Sometimes opera is just for fun.
In contrast to the solemn recitals presented by Jonas Kaufmann and Renée Fleming, the latest installment in the Met Stars Live in Concert streaming series positions opera as light summer entertainment. The stars, tenor Roberto Alagna and soprano Aleksandra Kurzak, frolic on an improvised stage on a terrace overlooking the French Riviera, singing standards such as duets from Madama Butterfly, Otello and L’elisir d’amore along with familiar arias from Il Barbiere di Siviglia and Roméo et Juliette.

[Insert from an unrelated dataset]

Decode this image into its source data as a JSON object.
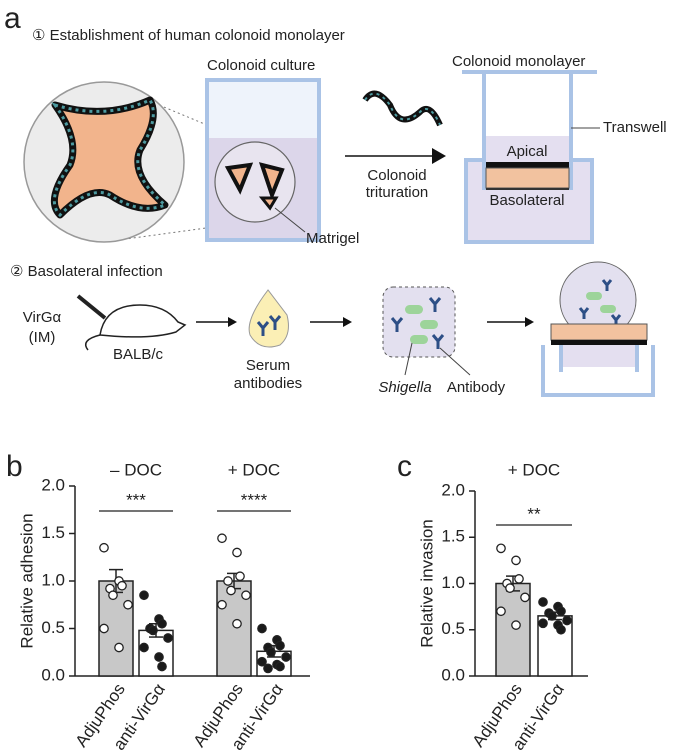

Both singers are, at least on this occasion, vaudevillians at heart, playing broadly to the camera and whipping up an antic energy despite the lack of a physical audience. And the optics of the occasion are just right: the sweeping vista of sky and sea reminds us of the beautiful world out there waiting to be reclaimed at the end of the pandemic.
In the meantime, the Met provides particularly excellent reasons for staying home this week with free streams of classic performances of decades past. Of this trove perhaps the brightest jewel is Verdi’s Un Ballo in Maschera on Thursday night, an opportunity to revel in the old-school vocal and histrionic stylings of soprano Aprile Millo as the tormented heroine Amelia. She more than holds her own opposite the legendary luciano pavarotti.
Another celebrated operatic couple is featured in a rare revival of Zandonai’s Francesca da Rimini tonight (Tuesday.) A 1984 video stars Renata Scotto Plácido Domingo as a star-crossed couple whose romantic travails make Romeo and Juliet look like a high school musical.
Also from the solid-gold 1980s: controversial soprano Kathleen Battle at her peak as Rosina in Il Barbiere di Siviglia, to be seen on Saturday evening at 7:30 PM. And for a similarly glamorous experience from a more recent era, try Wednesday night’s Eugene Onegin, a 2017 performance capturing Anna Netrebko and Peter Mattei at their most intense in Tchaikovsky’s tale of thwarted love.